While Peterson was known for his lightning-fast keyboard runs, jazz piano veteran Hank Jones called attention to his finesse and deft touch on melodic slow-tempo tunes.
“He had a beautiful approach to ballads, which a lot of pianists forget,” the 89-year-old Jones told The Canadian Press.
Marian McPartland, host of National Public Radio’s long-running “Piano Jazz” series, called Peterson “the finest technician that I have seen.” She recalled first meeting Peterson when she and her husband, jazz cornetist Jimmy McPartland, opened for him at the Colonial Tavern in Toronto in the 1940s.
“He was always wonderful to me and I have always felt very close to him,” the 89-year-old jazz pianist said in a statement. “I played at his tribute concert at Carnegie Hall earlier this year and performed `Tenderly,’ which was always my favorite piece of his.”
The youngest pianist appearing at the tribute was 20-year-old Eldar Djangirov, who played the fast tempo “Place St.

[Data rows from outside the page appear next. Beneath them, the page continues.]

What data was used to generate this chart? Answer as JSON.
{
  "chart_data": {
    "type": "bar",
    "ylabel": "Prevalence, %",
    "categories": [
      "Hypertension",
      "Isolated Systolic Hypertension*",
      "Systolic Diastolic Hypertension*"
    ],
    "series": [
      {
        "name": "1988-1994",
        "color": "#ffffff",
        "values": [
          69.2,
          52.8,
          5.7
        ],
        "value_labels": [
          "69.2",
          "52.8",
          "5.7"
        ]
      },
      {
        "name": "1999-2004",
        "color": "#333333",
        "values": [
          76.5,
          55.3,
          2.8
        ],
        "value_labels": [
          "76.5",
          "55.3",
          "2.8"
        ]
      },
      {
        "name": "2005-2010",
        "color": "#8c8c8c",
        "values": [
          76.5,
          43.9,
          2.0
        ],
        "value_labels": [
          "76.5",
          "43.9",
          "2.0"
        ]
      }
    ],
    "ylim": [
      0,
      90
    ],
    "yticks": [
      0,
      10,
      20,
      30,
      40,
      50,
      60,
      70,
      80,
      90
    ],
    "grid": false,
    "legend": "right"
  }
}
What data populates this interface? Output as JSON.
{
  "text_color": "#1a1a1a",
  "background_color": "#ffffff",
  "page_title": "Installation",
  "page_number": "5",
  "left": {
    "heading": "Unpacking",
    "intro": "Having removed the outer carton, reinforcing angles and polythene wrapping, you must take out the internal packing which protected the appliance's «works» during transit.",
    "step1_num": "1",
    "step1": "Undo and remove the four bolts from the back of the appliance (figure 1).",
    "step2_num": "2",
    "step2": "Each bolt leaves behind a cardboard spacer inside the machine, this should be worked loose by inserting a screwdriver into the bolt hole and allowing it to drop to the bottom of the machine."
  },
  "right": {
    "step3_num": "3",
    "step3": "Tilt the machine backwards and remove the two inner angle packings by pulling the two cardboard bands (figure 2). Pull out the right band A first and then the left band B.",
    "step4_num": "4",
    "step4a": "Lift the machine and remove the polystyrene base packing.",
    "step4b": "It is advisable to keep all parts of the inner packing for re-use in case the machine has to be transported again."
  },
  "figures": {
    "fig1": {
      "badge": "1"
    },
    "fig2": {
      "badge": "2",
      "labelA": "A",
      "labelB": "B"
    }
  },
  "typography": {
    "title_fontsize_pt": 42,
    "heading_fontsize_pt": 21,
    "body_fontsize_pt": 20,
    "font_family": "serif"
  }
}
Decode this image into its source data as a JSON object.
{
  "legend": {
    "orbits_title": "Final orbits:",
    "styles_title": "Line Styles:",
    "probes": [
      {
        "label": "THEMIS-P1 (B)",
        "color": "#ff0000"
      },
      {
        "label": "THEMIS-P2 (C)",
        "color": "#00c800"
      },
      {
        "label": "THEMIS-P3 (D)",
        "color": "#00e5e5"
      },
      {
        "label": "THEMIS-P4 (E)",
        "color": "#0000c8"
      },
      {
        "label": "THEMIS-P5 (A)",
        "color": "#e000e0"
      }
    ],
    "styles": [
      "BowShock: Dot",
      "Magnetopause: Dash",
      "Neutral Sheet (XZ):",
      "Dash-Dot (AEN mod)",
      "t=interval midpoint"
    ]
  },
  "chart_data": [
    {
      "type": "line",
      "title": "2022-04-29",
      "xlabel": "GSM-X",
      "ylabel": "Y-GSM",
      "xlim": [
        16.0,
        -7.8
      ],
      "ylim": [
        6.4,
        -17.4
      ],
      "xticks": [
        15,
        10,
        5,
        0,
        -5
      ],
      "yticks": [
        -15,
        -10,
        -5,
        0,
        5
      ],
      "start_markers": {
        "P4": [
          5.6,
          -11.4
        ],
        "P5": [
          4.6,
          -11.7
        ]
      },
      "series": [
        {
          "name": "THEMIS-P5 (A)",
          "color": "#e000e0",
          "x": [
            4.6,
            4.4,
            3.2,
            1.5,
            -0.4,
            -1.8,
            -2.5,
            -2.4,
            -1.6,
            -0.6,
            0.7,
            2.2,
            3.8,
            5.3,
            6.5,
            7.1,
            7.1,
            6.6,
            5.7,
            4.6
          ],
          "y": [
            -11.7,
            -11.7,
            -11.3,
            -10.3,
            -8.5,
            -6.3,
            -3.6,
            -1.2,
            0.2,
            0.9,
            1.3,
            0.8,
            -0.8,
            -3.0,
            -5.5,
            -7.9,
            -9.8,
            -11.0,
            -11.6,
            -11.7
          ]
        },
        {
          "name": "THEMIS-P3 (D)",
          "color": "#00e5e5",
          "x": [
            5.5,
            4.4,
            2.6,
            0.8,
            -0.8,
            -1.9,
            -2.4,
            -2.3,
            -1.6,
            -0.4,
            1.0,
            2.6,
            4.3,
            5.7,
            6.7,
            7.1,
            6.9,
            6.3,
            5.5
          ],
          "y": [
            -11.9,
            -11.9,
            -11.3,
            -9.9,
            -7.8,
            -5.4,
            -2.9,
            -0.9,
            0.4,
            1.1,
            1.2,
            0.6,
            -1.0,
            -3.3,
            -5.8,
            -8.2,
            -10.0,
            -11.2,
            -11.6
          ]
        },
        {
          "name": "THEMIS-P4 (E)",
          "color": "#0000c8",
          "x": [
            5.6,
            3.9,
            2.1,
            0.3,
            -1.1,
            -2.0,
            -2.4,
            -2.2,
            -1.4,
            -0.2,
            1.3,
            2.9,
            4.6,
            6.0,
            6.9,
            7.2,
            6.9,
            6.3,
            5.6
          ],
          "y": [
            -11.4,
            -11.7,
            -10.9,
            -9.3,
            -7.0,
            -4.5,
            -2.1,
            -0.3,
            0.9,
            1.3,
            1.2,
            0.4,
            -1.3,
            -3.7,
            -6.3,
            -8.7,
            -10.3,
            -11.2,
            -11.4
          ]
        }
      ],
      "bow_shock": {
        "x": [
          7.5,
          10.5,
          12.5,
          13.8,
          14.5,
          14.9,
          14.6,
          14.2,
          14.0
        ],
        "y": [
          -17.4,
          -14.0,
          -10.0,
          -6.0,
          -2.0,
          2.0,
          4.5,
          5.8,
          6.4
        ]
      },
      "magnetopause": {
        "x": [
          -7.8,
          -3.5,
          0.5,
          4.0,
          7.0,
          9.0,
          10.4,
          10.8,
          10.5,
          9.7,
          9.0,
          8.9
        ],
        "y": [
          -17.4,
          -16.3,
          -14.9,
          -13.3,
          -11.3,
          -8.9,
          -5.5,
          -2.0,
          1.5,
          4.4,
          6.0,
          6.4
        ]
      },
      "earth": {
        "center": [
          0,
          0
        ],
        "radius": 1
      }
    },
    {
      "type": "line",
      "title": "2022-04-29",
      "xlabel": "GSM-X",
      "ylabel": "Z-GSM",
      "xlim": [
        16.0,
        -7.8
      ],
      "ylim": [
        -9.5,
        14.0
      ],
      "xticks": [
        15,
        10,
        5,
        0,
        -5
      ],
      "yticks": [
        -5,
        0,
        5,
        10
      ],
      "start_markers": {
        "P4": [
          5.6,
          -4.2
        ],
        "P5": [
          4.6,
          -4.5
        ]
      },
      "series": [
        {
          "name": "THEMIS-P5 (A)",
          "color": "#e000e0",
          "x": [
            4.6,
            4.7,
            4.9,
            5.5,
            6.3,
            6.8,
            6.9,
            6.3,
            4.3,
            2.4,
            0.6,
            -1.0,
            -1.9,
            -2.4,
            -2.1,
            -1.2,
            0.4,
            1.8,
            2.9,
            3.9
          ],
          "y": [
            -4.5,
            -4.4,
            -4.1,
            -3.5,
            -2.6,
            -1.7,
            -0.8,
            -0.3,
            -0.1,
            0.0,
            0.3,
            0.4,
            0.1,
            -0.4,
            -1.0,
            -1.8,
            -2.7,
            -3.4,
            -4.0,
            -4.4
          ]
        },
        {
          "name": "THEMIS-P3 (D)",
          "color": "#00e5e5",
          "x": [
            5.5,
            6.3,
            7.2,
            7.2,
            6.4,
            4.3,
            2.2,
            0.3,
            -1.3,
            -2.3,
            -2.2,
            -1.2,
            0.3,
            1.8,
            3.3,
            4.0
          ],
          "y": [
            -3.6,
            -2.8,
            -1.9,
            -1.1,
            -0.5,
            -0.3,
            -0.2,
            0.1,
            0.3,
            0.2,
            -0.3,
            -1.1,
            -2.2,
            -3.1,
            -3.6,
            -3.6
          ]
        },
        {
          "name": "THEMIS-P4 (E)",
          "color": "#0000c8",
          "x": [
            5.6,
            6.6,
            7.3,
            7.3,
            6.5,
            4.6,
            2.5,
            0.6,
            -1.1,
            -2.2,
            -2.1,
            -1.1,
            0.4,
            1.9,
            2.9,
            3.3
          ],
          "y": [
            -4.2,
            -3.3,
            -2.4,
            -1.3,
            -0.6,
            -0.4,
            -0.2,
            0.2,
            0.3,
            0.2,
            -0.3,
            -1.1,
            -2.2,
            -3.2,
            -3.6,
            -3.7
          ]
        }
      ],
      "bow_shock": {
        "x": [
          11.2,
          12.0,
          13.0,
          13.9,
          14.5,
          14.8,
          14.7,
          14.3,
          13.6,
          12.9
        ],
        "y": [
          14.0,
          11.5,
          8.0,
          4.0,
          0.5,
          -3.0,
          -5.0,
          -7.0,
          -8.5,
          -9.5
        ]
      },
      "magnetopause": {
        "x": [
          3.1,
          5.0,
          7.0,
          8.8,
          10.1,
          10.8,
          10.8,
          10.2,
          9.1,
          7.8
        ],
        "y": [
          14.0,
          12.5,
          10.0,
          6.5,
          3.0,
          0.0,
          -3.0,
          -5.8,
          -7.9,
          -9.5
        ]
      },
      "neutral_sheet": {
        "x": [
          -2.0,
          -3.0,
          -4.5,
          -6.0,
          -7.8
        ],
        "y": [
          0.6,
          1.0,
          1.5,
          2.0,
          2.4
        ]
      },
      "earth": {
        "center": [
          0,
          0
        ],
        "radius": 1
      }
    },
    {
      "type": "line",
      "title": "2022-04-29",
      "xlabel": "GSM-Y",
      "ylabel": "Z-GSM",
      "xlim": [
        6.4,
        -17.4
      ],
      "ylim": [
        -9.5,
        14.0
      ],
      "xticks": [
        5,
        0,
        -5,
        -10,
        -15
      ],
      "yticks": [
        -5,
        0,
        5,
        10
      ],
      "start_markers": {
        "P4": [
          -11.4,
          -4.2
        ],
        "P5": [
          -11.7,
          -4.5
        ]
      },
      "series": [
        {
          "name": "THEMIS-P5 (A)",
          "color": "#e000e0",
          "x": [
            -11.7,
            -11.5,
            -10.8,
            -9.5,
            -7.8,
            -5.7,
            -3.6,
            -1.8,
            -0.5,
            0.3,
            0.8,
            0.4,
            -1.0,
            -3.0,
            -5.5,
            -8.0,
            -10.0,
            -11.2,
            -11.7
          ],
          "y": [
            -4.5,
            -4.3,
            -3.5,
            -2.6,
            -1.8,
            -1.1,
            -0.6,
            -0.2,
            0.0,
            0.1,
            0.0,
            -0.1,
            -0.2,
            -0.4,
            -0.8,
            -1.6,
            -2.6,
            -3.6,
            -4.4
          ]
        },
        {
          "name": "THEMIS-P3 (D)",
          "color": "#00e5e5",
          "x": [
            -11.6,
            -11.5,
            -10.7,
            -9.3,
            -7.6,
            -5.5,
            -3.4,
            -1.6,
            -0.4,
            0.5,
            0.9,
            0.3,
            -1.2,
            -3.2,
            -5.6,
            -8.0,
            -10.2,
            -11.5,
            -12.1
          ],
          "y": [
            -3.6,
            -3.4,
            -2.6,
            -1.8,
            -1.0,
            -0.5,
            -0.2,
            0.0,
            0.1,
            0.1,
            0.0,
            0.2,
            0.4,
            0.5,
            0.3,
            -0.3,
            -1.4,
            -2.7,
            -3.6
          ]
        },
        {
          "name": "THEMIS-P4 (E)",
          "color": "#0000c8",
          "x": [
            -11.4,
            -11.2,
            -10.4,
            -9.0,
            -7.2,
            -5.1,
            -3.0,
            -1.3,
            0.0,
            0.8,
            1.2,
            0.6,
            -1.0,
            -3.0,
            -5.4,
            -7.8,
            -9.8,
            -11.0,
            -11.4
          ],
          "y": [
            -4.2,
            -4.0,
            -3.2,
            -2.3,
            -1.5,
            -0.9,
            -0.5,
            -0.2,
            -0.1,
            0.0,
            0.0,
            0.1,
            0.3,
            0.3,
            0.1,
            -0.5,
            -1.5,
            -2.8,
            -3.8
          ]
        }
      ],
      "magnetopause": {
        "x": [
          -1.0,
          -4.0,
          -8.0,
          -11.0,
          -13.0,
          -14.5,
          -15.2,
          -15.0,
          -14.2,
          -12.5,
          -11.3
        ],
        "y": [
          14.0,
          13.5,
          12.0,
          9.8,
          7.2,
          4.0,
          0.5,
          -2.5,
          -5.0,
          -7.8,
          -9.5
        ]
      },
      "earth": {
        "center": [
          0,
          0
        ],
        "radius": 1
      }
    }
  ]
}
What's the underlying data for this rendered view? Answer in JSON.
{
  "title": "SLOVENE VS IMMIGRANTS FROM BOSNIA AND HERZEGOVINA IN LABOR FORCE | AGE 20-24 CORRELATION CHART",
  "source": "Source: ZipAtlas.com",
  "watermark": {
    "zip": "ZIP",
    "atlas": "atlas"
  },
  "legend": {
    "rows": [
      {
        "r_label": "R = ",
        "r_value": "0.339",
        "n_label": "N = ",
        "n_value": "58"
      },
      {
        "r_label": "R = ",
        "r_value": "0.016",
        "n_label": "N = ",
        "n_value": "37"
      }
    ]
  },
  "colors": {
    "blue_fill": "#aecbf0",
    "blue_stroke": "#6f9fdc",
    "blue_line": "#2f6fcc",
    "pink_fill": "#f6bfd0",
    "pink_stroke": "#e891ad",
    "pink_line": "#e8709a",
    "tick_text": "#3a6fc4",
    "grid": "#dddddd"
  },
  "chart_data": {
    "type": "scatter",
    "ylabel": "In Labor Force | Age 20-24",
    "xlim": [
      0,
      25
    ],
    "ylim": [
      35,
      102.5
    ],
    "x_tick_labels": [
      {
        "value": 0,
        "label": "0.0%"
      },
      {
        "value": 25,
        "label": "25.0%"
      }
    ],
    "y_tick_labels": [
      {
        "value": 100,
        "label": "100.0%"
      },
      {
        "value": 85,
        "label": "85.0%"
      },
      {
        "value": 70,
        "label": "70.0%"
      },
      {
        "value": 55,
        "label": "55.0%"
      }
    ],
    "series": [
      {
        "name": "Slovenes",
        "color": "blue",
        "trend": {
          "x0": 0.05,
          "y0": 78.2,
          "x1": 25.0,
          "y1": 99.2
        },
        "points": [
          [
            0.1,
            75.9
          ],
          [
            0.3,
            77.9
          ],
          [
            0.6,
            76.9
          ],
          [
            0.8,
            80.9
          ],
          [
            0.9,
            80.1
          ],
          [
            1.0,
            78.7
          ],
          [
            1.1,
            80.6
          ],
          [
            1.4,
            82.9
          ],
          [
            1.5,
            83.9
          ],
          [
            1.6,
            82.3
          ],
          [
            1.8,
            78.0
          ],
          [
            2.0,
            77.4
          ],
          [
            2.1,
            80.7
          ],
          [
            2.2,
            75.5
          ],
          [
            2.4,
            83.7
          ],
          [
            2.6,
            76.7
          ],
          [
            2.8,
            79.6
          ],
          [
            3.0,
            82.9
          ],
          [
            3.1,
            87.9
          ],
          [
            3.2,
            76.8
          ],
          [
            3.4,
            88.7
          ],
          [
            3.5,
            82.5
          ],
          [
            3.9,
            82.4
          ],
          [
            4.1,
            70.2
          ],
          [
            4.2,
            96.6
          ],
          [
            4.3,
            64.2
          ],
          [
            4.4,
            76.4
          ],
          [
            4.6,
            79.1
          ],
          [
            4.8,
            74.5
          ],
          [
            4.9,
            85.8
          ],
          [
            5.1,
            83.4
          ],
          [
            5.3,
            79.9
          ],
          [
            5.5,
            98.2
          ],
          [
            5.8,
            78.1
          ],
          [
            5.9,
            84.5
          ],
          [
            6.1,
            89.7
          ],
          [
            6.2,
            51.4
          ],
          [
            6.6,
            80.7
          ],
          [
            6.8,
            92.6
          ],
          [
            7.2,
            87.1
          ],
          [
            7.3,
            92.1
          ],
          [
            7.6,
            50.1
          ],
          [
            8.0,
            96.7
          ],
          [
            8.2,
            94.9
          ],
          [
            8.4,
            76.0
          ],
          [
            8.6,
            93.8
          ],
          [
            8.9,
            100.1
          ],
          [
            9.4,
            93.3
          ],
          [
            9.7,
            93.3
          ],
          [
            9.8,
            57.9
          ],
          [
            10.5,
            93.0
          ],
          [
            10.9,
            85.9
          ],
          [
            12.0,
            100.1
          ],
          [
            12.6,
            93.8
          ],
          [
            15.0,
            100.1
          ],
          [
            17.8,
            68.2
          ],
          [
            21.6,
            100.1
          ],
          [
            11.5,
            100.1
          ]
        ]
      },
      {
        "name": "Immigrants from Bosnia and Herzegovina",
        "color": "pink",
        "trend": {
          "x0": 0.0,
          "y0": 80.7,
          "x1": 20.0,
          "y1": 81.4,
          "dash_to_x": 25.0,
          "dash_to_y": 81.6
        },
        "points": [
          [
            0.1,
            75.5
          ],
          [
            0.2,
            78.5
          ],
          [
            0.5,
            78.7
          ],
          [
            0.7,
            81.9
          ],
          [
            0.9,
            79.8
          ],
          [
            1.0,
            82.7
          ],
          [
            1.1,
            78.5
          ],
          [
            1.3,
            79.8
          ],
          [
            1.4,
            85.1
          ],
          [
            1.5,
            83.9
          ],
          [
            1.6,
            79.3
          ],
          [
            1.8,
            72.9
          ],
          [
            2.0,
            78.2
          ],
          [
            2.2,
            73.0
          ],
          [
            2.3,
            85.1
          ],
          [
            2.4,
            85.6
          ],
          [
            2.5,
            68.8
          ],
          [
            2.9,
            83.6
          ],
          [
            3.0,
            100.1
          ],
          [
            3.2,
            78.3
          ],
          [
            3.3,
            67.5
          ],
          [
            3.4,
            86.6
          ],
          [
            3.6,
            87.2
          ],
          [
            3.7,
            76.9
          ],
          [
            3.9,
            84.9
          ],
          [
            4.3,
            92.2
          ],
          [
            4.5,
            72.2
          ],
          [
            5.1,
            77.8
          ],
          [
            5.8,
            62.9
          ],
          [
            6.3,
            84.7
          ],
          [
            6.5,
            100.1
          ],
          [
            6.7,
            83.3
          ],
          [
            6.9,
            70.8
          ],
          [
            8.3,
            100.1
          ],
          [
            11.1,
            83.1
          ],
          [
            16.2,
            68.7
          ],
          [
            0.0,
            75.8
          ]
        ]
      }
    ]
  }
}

Henri,” named for the Montreal district where Peterson grew up.
Djangirov said he decided to become a jazz musician after listening to Peterson’s records as a boy growing up in the former Soviet republic of Kyrgyzstan _ an indication of how far Peterson’s reach spread.
“He was the first I ever heard and my main artistic influence,” Djangirov said. “He would play things with one hand that most piano players couldn’t do with both of their hands.”